Former Rogers CEO Joe Natale is suing the company for wrongful termination and breach of contract, alleging that Rogers Chairman Edward Rogers engaged in “malicious, arrogant and oppressive conduct.”
In a statement of claim filed Thursday in the Ontario Superior Court of Justice, Natale accused Edward and his wife Suzanne Rogers of trying to “smear her reputation” following their November 2021 ouster.
But Rogers called his former chief executive’s claims “baseless” and alleged that Natale “committed serious misconduct” while he was at the helm of the company. He said that, as a result, he has now fired Natale for cause.
In court documents, Natale accused Edward and Suzanne Rogers of hiring HBO actor Brian Cox. Succession to create a “degrading” video about him and allegedly distribute it to family, friends and colleagues, before it was finally reported by the media.
The video included a message congratulating Edward Rogers on his “real-life succession at Rogers Communications” and used a swear word to describe Natale’s departure from the company.
He said he and his firm Natale Industries Inc. are entitled to a combined $24 million, including $4 million of an unpaid bonus related to the closing of Rogers’ acquisition of Shaw Communication Inc. in April.
None of the claims in Natale’s lawsuit have been proven in court.
fight in the boardroom
Natale’s departure from the Toronto-based telecoms giant was announced after a boardroom power struggle over the president’s desire to replace him with then-CFO Tony Staffieri.
Edward’s initial attempt to oust Natale in favor of his No. 2 led to Staffieri’s departure in September 2021, as well as a board vote that saw Edward removed from his seat at the head of the table.
Edward drafted a shareholder resolution, without a shareholder meeting, to oust the five directors who had challenged him.
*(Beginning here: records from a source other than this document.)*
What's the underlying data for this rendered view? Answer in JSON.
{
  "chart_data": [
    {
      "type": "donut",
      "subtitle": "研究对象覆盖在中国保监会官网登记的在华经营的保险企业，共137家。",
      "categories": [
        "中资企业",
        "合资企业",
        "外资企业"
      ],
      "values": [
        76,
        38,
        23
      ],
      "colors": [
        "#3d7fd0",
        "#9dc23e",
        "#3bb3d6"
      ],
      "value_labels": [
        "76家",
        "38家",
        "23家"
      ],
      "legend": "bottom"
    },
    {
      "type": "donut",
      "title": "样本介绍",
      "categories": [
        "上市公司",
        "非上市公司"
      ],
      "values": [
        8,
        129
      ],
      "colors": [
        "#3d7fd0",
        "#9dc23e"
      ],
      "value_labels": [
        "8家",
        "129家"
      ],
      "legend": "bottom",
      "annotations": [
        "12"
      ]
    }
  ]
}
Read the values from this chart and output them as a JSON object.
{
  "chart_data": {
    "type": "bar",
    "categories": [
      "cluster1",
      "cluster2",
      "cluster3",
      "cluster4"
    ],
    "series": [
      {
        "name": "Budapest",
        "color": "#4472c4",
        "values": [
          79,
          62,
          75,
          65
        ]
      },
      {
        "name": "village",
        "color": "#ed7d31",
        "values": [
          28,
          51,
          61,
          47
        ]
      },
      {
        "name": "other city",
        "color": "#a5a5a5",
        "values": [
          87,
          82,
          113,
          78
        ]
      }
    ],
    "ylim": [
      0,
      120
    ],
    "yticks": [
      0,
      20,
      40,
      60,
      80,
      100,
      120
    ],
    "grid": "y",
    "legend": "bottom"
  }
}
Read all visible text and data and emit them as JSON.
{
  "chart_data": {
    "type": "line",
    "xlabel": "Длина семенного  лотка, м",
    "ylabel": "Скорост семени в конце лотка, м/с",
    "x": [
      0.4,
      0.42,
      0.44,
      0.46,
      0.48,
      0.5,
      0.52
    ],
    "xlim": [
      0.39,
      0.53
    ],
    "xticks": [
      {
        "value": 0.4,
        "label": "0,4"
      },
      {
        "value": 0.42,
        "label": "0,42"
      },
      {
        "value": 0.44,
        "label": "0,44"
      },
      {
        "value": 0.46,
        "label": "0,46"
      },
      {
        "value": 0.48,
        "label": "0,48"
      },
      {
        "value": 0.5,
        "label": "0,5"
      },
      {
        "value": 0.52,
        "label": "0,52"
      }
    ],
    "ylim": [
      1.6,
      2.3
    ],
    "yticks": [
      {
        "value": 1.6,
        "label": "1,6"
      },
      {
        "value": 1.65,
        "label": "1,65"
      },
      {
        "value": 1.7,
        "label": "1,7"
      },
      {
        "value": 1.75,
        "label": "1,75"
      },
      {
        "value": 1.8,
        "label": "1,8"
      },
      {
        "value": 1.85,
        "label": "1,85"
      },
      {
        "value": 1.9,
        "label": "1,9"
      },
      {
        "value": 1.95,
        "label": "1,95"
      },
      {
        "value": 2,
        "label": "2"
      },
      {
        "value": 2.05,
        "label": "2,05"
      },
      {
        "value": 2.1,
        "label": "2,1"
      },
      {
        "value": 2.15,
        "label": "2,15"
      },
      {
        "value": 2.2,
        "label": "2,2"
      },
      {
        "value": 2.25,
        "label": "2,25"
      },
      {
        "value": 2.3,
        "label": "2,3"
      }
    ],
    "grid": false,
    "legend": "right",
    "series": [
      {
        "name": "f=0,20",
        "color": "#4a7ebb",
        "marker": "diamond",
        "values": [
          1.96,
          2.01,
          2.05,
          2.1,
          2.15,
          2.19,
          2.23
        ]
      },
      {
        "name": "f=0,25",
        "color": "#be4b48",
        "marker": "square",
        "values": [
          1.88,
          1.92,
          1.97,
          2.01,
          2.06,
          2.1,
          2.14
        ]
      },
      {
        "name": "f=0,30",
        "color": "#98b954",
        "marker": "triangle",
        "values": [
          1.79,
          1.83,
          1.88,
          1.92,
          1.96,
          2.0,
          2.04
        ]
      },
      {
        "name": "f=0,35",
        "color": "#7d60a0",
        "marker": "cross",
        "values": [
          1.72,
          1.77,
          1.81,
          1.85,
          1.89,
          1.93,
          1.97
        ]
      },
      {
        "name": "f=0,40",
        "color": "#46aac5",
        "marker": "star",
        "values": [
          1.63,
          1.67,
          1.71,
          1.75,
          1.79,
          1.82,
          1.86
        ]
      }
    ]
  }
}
The company filed a legal challenge to its revamped board, sparking a court battle over who actually served on it.
A British Columbia Supreme Court judge ruled that Edward Rogers’ statement was legitimate, and he was reinstated as president.
Staffieri replaced Natale as president and chief executive officer after the ruling.
In court documents, Natale said she negotiated and agreed to the terms of their separation in a series of meetings with Edward in September 2021, which were approved by Rogers’ board.
But he said a group of board members asked him to stay on as chief executive against Edward’s wishes “to support the strategic priorities of the business, including completing the Shaw Deal and supporting complex regulatory approvals and integration efforts.” post-merger”.
Natale said the company improved his terms of employment into written contracts in October 2021, before he was fired the next month. He said the company is contractually bound by those agreements to grant him certain rights upon termination without cause, but has refused to do so, “instead, it only provides Natale with compensation consistent with termination without cause” under his prior contract. .
In a statement, Natale’s spokesman, Bill Walker of MidtownPR, said “it is unfortunate that Rogers is not honoring the commitments he made to Mr. Natale.”
“His employment contract, implemented by the board of directors at the time, was clearly articulated, properly executed and designed to ensure continuity during the Shaw merger,” Walker said in an email.
“We trust that the courts will share this view.”
Rogers’ spokeswoman, Sarah Schmidt, said the company plans to “vigorously defend against his unfounded claim” and will file a counterclaim to address the alleged “inappropriate behavior” by Natale.
“An independent investigation revealed that Joe Natale committed serious misconduct during his time as CEO. As a result, we have made the necessary decision to terminate him for cause,” Schmidt said.
“While we would have preferred to discuss this matter in private, Mr. Natale has left us no choice.”
Schmidt said Rogers’ investigation revealed that, in October 2021, Natale knew that steps were being taken to make changes to the company’s board that would end his tenure as chief executive. She alleged that Natale awarded himself “excessive compensation without proper board approval” prior to his departure.
“This and other actions were a serious violation of his fiduciary duties as CEO and director of a public company,” he said.
“Mr. Natale was aware of the investigation and was given an opportunity to respond. He understood the implications of his findings and the lawsuit is an attempt to preempt the investigation.”
Earlier this year, Sun Life Financial Inc. appointed Natale to its board of directors.
Natale had been a CEO of Telus Corp. before joining Rogers.